Dès le premier séminaire de juillet 2024, j'y ai rencontré des auteurices animé·es par la même conviction : la défense et l’accompagnement de ces travailleuses et travailleurs oublié·es de la culture que sont les auteur·ices du livre. Outre une équipe bienveillante de bénévoles et de salariées, les sujets engagés,  les apports de chacun dans les différentes commissions, la démocratie qui règne au  Conseil, loin de la pyramide patriarcale habituelle si chère au capitalisme, j'ai repris espoir.

 

Pourtant, les attaques extérieures n'ont pas manqué. De l'IA au déni de démocratie dans la gestion de la Sécurité sociale des artistes auteurs en passant par le combat pour la continuité de revenus, contre les violences sexistes et sexuelles à Angoulême notamment et plus largement l'extrême-droitisation actuelle de la culture, les pouvoirs publics comme les industriels et certains OGC semblent s'être ligués contre celles et ceux sans qui les livres, les films, les galeries, les scenarii , les musiques ne seraient que pages blanches, œuvres invisibles, ne seraient que silence. Ces auteur·ices et artistes sans qui les citoyen·nes ne seraient plus que des machines à produire pour les plus riches, fermés au monde sensible, éloignés de leur humanité et, soyons fou en cette époque individualiste et individualisante, de celle des autres. 

 

Dans cette "politique de l'épuisement" qu'il m'a été donné de vivre et d'observer, j'ai renforcé mon engagement. J'ai appris, beaucoup. J'apprends, encore. Et si ma colère demeure, grâce au collectif, grâce à la force et à la cohésion d'équipe de cette Ligue des auteurs professionnels, grâce à nos rires, à nos larmes parfois, à nos batailles toujours pour le respect de notre travail d'autrices et d'auteurs, je me suis apaisée. 

 

Le feu de l'engagement brûle plus que jamais en moi.

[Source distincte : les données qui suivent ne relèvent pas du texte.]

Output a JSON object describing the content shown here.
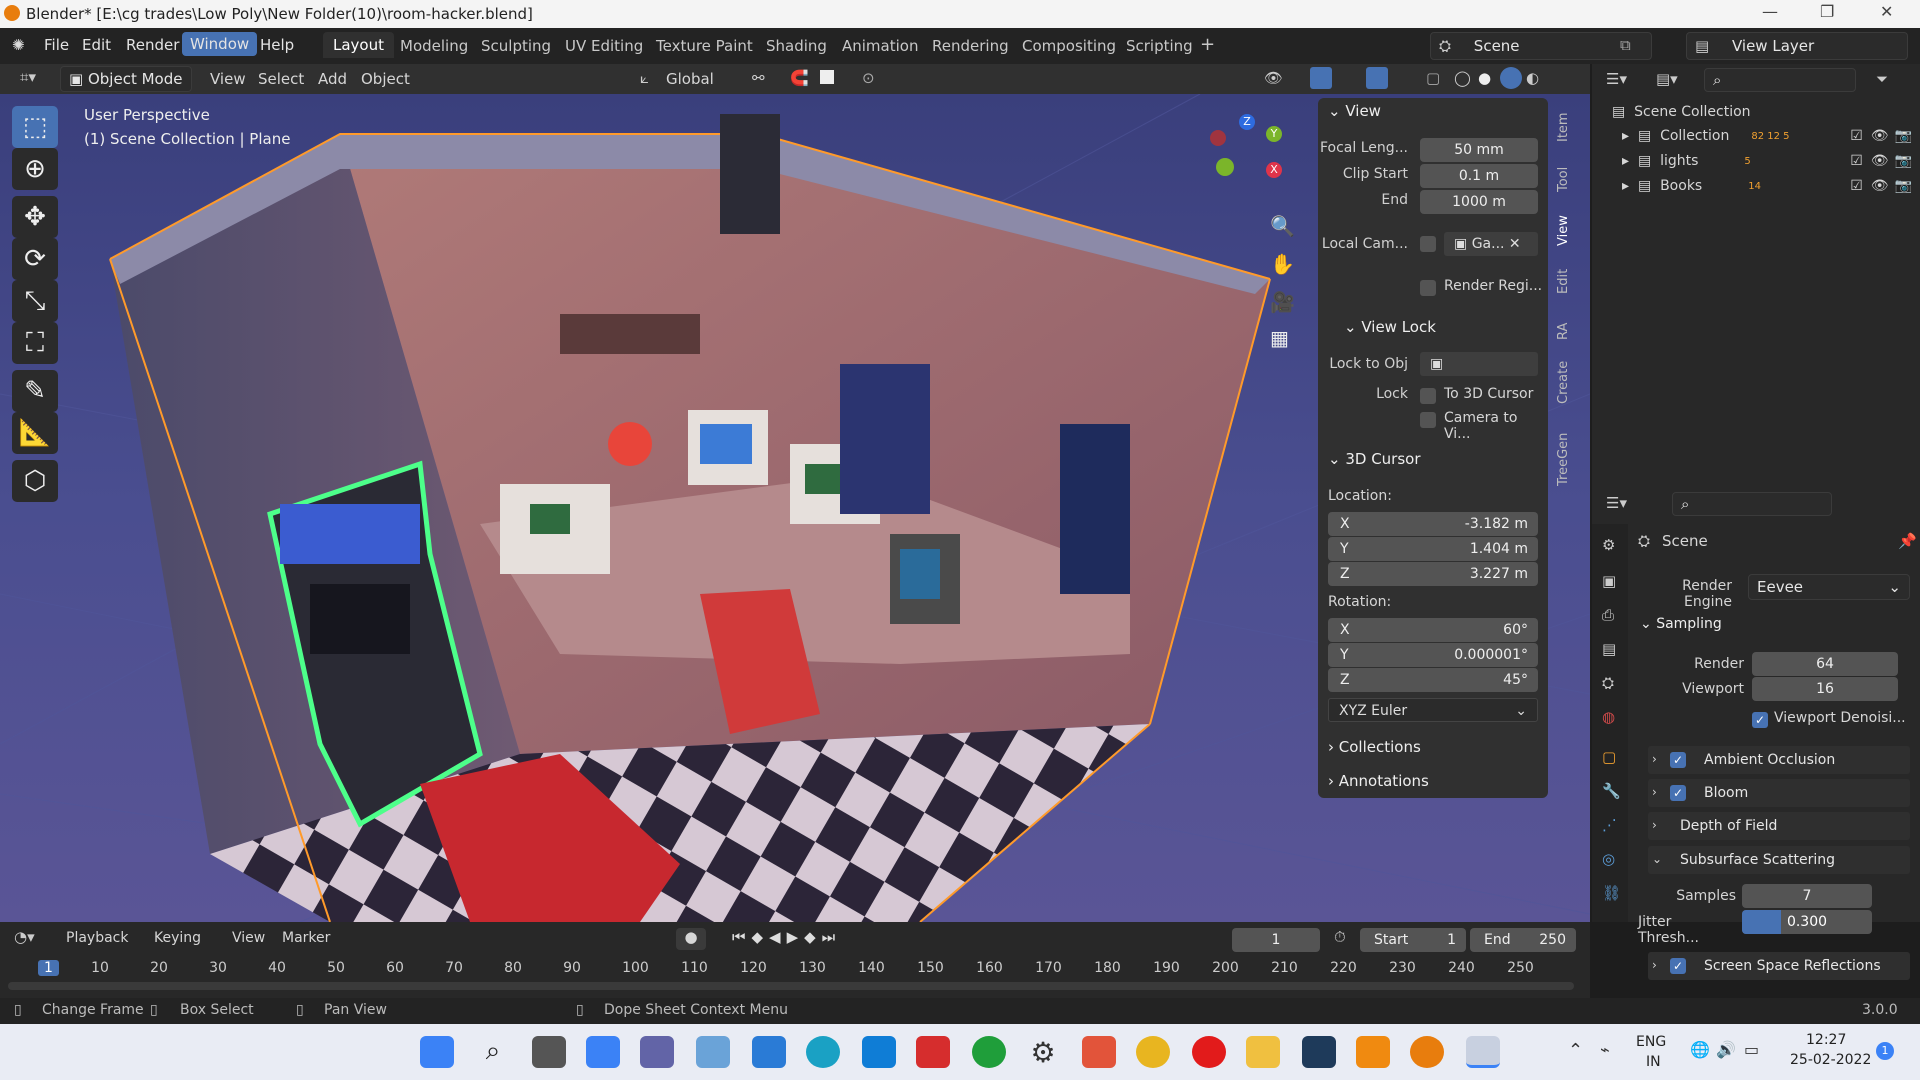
{
  "title_bar": {
    "title": "Blender* [E:\\cg trades\\Low Poly\\New Folder(10)\\room-hacker.blend]"
  },
  "menu": {
    "items": [
      "File",
      "Edit",
      "Render",
      "Window",
      "Help"
    ],
    "active": "Window"
  },
  "workspaces": {
    "items": [
      "Layout",
      "Modeling",
      "Sculpting",
      "UV Editing",
      "Texture Paint",
      "Shading",
      "Animation",
      "Rendering",
      "Compositing",
      "Scripting"
    ],
    "active": "Layout",
    "add": "+"
  },
  "scene": {
    "label": "Scene"
  },
  "view_layer": {
    "label": "View Layer"
  },
  "viewport_header": {
    "mode": "Object Mode",
    "menus": [
      "View",
      "Select",
      "Add",
      "Object"
    ],
    "transform": "Global"
  },
  "viewport": {
    "perspective": "User Perspective",
    "context": "(1) Scene Collection | Plane",
    "gizmo": {
      "x": "X",
      "y": "Y",
      "z": "Z"
    }
  },
  "npanel": {
    "view": {
      "title": "View",
      "focal_label": "Focal Leng...",
      "focal_value": "50 mm",
      "clip_start_label": "Clip Start",
      "clip_start_value": "0.1 m",
      "end_label": "End",
      "end_value": "1000 m",
      "local_cam_label": "Local Cam...",
      "local_cam_value": "Ga...",
      "render_region": "Render Regi..."
    },
    "view_lock": {
      "title": "View Lock",
      "lock_to_obj": "Lock to Obj",
      "lock": "Lock",
      "to_3d_cursor": "To 3D Cursor",
      "camera_to_view": "Camera to Vi..."
    },
    "cursor": {
      "title": "3D Cursor",
      "location_label": "Location:",
      "loc_x_label": "X",
      "loc_x": "-3.182 m",
      "loc_y_label": "Y",
      "loc_y": "1.404 m",
      "loc_z_label": "Z",
      "loc_z": "3.227 m",
      "rotation_label": "Rotation:",
      "rot_x_label": "X",
      "rot_x": "60°",
      "rot_y_label": "Y",
      "rot_y": "0.000001°",
      "rot_z_label": "Z",
      "rot_z": "45°",
      "rotation_mode": "XYZ Euler"
    },
    "collections": "Collections",
    "annotations": "Annotations"
  },
  "side_tabs": [
    "Item",
    "Tool",
    "View",
    "Edit",
    "RA",
    "Create",
    "TreeGen"
  ],
  "outliner": {
    "root": "Scene Collection",
    "items": [
      {
        "name": "Collection",
        "badges": "82 12 5"
      },
      {
        "name": "lights",
        "badges": "5"
      },
      {
        "name": "Books",
        "badges": "14"
      }
    ]
  },
  "properties": {
    "context": "Scene",
    "render_engine_label": "Render Engine",
    "render_engine": "Eevee",
    "sampling": {
      "title": "Sampling",
      "render_label": "Render",
      "render": "64",
      "viewport_label": "Viewport",
      "viewport": "16",
      "denoise": "Viewport Denoisi..."
    },
    "panels": [
      "Ambient Occlusion",
      "Bloom",
      "Depth of Field",
      "Subsurface Scattering"
    ],
    "sss": {
      "samples_label": "Samples",
      "samples": "7",
      "jitter_label": "Jitter Thresh...",
      "jitter": "0.300"
    },
    "ssr": "Screen Space Reflections"
  },
  "timeline": {
    "menus": [
      "Playback",
      "Keying",
      "View",
      "Marker"
    ],
    "current_frame": "1",
    "start_label": "Start",
    "start": "1",
    "end_label": "End",
    "end": "250",
    "ticks": [
      "1",
      "10",
      "20",
      "30",
      "40",
      "50",
      "60",
      "70",
      "80",
      "90",
      "100",
      "110",
      "120",
      "130",
      "140",
      "150",
      "160",
      "170",
      "180",
      "190",
      "200",
      "210",
      "220",
      "230",
      "240",
      "250"
    ]
  },
  "status_bar": {
    "change_frame": "Change Frame",
    "box_select": "Box Select",
    "pan_view": "Pan View",
    "context_menu": "Dope Sheet Context Menu",
    "version": "3.0.0"
  },
  "taskbar": {
    "lang_top": "ENG",
    "lang_bottom": "IN",
    "time": "12:27",
    "date": "25-02-2022",
    "notif": "1"
  }
}
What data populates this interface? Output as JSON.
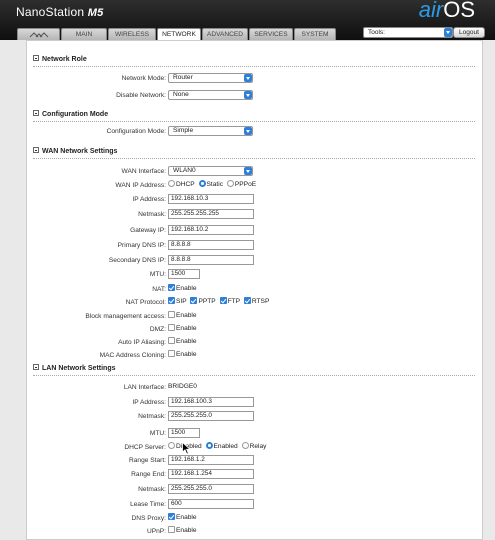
{
  "header": {
    "brand_name": "NanoStation",
    "brand_model": "M5",
    "logo_air": "air",
    "logo_os": "OS",
    "tabs": [
      {
        "label": "",
        "icon": "ubnt-logo-icon"
      },
      {
        "label": "MAIN"
      },
      {
        "label": "WIRELESS"
      },
      {
        "label": "NETWORK",
        "active": true
      },
      {
        "label": "ADVANCED"
      },
      {
        "label": "SERVICES"
      },
      {
        "label": "SYSTEM"
      }
    ],
    "tools_select": "Tools:",
    "logout": "Logout"
  },
  "network_role": {
    "title": "Network Role",
    "network_mode_label": "Network Mode:",
    "network_mode_value": "Router",
    "disable_network_label": "Disable Network:",
    "disable_network_value": "None"
  },
  "configuration_mode": {
    "title": "Configuration Mode",
    "label": "Configuration Mode:",
    "value": "Simple"
  },
  "wan": {
    "title": "WAN Network Settings",
    "interface_label": "WAN Interface:",
    "interface_value": "WLAN0",
    "ip_mode_label": "WAN IP Address:",
    "ip_mode_options": [
      "DHCP",
      "Static",
      "PPPoE"
    ],
    "ip_mode_selected": "Static",
    "ip_label": "IP Address:",
    "ip_value": "192.168.10.3",
    "netmask_label": "Netmask:",
    "netmask_value": "255.255.255.255",
    "gateway_label": "Gateway IP:",
    "gateway_value": "192.168.10.2",
    "dns1_label": "Primary DNS IP:",
    "dns1_value": "8.8.8.8",
    "dns2_label": "Secondary DNS IP:",
    "dns2_value": "8.8.8.8",
    "mtu_label": "MTU:",
    "mtu_value": "1500",
    "nat_label": "NAT:",
    "nat_option": "Enable",
    "nat_protocol_label": "NAT Protocol:",
    "nat_protocols": [
      "SIP",
      "PPTP",
      "FTP",
      "RTSP"
    ],
    "block_mgmt_label": "Block management access:",
    "block_mgmt_option": "Enable",
    "dmz_label": "DMZ:",
    "dmz_option": "Enable",
    "auto_ip_label": "Auto IP Aliasing:",
    "auto_ip_option": "Enable",
    "mac_clone_label": "MAC Address Cloning:",
    "mac_clone_option": "Enable"
  },
  "lan": {
    "title": "LAN Network Settings",
    "interface_label": "LAN Interface:",
    "interface_value": "BRIDGE0",
    "ip_label": "IP Address:",
    "ip_value": "192.168.100.3",
    "netmask_label": "Netmask:",
    "netmask_value": "255.255.255.0",
    "mtu_label": "MTU:",
    "mtu_value": "1500",
    "dhcp_label": "DHCP Server:",
    "dhcp_options": [
      "Disabled",
      "Enabled",
      "Relay"
    ],
    "dhcp_selected": "Enabled",
    "range_start_label": "Range Start:",
    "range_start_value": "192.168.1.2",
    "range_end_label": "Range End:",
    "range_end_value": "192.168.1.254",
    "dhcp_netmask_label": "Netmask:",
    "dhcp_netmask_value": "255.255.255.0",
    "lease_label": "Lease Time:",
    "lease_value": "600",
    "dns_proxy_label": "DNS Proxy:",
    "dns_proxy_option": "Enable",
    "upnp_label": "UPnP:",
    "upnp_option": "Enable"
  },
  "colors": {
    "accent": "#2d7fd8",
    "header_bg": "#1a1a1a",
    "logo_air": "#2b9be6"
  }
}
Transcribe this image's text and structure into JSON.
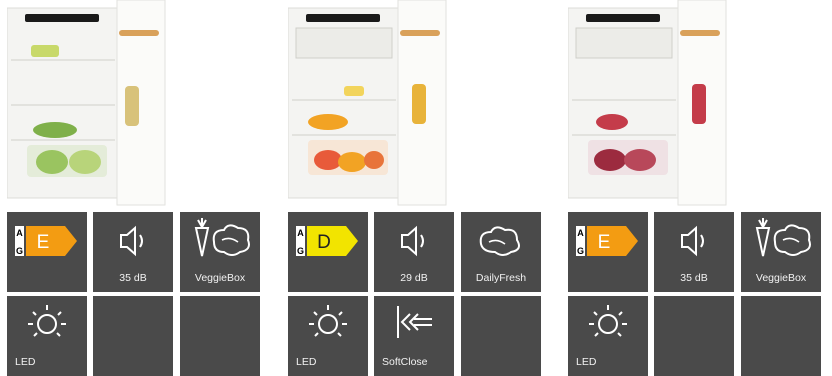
{
  "products": [
    {
      "energy_class": "E",
      "energy_scale_top": "A",
      "energy_scale_bottom": "G",
      "energy_color": "#f39c12",
      "noise_label": "35 dB",
      "feature_label": "VeggieBox",
      "feature_icon": "veggiebox-icon",
      "light_label": "LED",
      "extra_label": null,
      "produce_colors": [
        "#8fc14a",
        "#b9d66b",
        "#d8e7a3"
      ]
    },
    {
      "energy_class": "D",
      "energy_scale_top": "A",
      "energy_scale_bottom": "G",
      "energy_color": "#f2e400",
      "noise_label": "29 dB",
      "feature_label": "DailyFresh",
      "feature_icon": "dailyfresh-icon",
      "light_label": "LED",
      "extra_label": "SoftClose",
      "produce_colors": [
        "#f2a324",
        "#e85a3a",
        "#f7d15c"
      ]
    },
    {
      "energy_class": "E",
      "energy_scale_top": "A",
      "energy_scale_bottom": "G",
      "energy_color": "#f39c12",
      "noise_label": "35 dB",
      "feature_label": "VeggieBox",
      "feature_icon": "veggiebox-icon",
      "light_label": "LED",
      "extra_label": null,
      "produce_colors": [
        "#c43c4a",
        "#9c2b3f",
        "#e07a8a"
      ]
    }
  ]
}
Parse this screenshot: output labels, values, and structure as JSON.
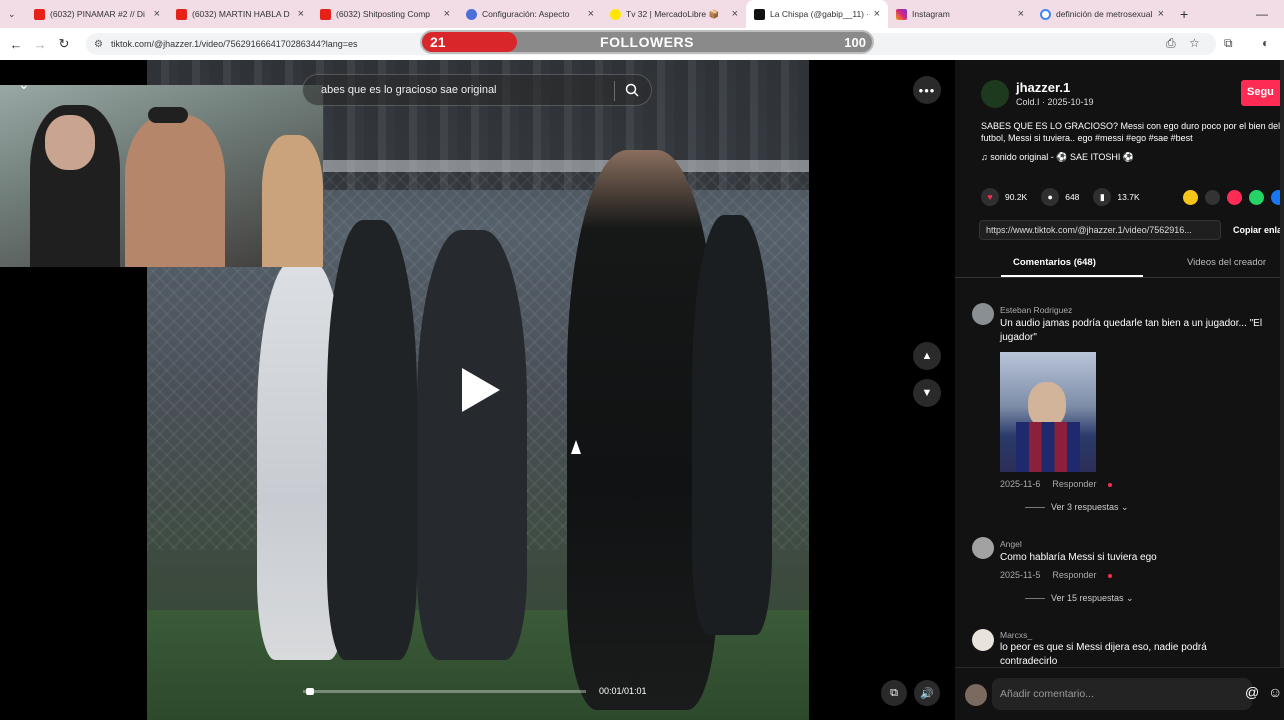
{
  "browser": {
    "tabs": [
      {
        "label": "(6032) PINAMAR #2 // Di",
        "favicon": "youtube",
        "active": false
      },
      {
        "label": "(6032) MARTIN HABLA D",
        "favicon": "youtube",
        "active": false
      },
      {
        "label": "(6032) Shitposting Comp",
        "favicon": "youtube",
        "active": false
      },
      {
        "label": "Configuración: Aspecto",
        "favicon": "gear",
        "active": false
      },
      {
        "label": "Tv 32 | MercadoLibre 📦",
        "favicon": "mercadolibre",
        "active": false
      },
      {
        "label": "La Chispa (@gabip__11) ·",
        "favicon": "tiktok",
        "active": true
      },
      {
        "label": "Instagram",
        "favicon": "instagram",
        "active": false
      },
      {
        "label": "definición de metrosexual",
        "favicon": "google",
        "active": false
      }
    ],
    "url": "tiktok.com/@jhazzer.1/video/7562916664170286344?lang=es"
  },
  "overlay": {
    "followers_label": "FOLLOWERS",
    "current": "21",
    "goal": "100",
    "progress_fraction": 0.21
  },
  "video": {
    "search_text": "abes que es lo gracioso sae original",
    "time": "00:01/01:01",
    "progress_fraction": 0.01
  },
  "creator": {
    "username": "jhazzer.1",
    "subline": "Cold.I · 2025-10-19",
    "follow_label": "Segu",
    "description": "SABES QUE ES LO GRACIOSO? Messi con ego duro poco por el bien del futbol, Messi si tuviera.. ego #messi #ego #sae #best",
    "music": "♫  sonido original - ⚽ SAE ITOSHI ⚽"
  },
  "stats": {
    "likes": "90.2K",
    "comments": "648",
    "saves": "13.7K"
  },
  "link": {
    "url": "https://www.tiktok.com/@jhazzer.1/video/7562916...",
    "copy_label": "Copiar enla"
  },
  "tabs": {
    "comments": "Comentarios (648)",
    "creator_videos": "Videos del creador"
  },
  "comments": [
    {
      "name": "Esteban Rodriguez",
      "text": "Un audio jamas podría quedarle tan bien a un jugador... \"El jugador\"",
      "date": "2025-11-6",
      "reply": "Responder",
      "replies": "Ver 3 respuestas ⌄"
    },
    {
      "name": "Angel",
      "text": "Como hablaría Messi si tuviera ego",
      "date": "2025-11-5",
      "reply": "Responder",
      "replies": "Ver 15 respuestas ⌄"
    },
    {
      "name": "Marcxs_",
      "text": "lo peor es que si Messi dijera eso, nadie podrá contradecirlo"
    }
  ],
  "input": {
    "placeholder": "Añadir comentario...",
    "at": "@"
  },
  "colors": {
    "tiktok_red": "#fe2c55",
    "followers_fill": "#d9262b",
    "panel_bg": "#121212",
    "tab_strip": "#f2dde6"
  }
}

Notre détermination est grande. Les obstacles extérieurs jonchent le chemin de notre syndicat. Nos revendications ne sont pas toujours entendues mais elles sont là, posées sur la table. Elles se conjuguent même en intersyndicale. Nous sommes ensemble et nous sommes nombreux·ses à les partager. 

 

C'est pour toutes ces raisons que j'ai décidé de passer un cap. Le 20 février dernier, j'ai levé la main pour occuper la nouvelle fonction de vice-présidente de la Ligue des auteurs professionnels. Non pour le titre qui attire les regards, mais parce que nous ne serons pas trop de deux avec Thomas Fouchault, président de la Ligue pour représenter nos adhérent·es auprès des acteurs culturels et des pouvoirs publics. 

 

Je rentre ainsi un peu plus dans la bataille.

Je ne suis plus seule.

Et j'en suis très heureuse. 

J'ai toujours apprécié d'être le petit caillou dans la chaussure.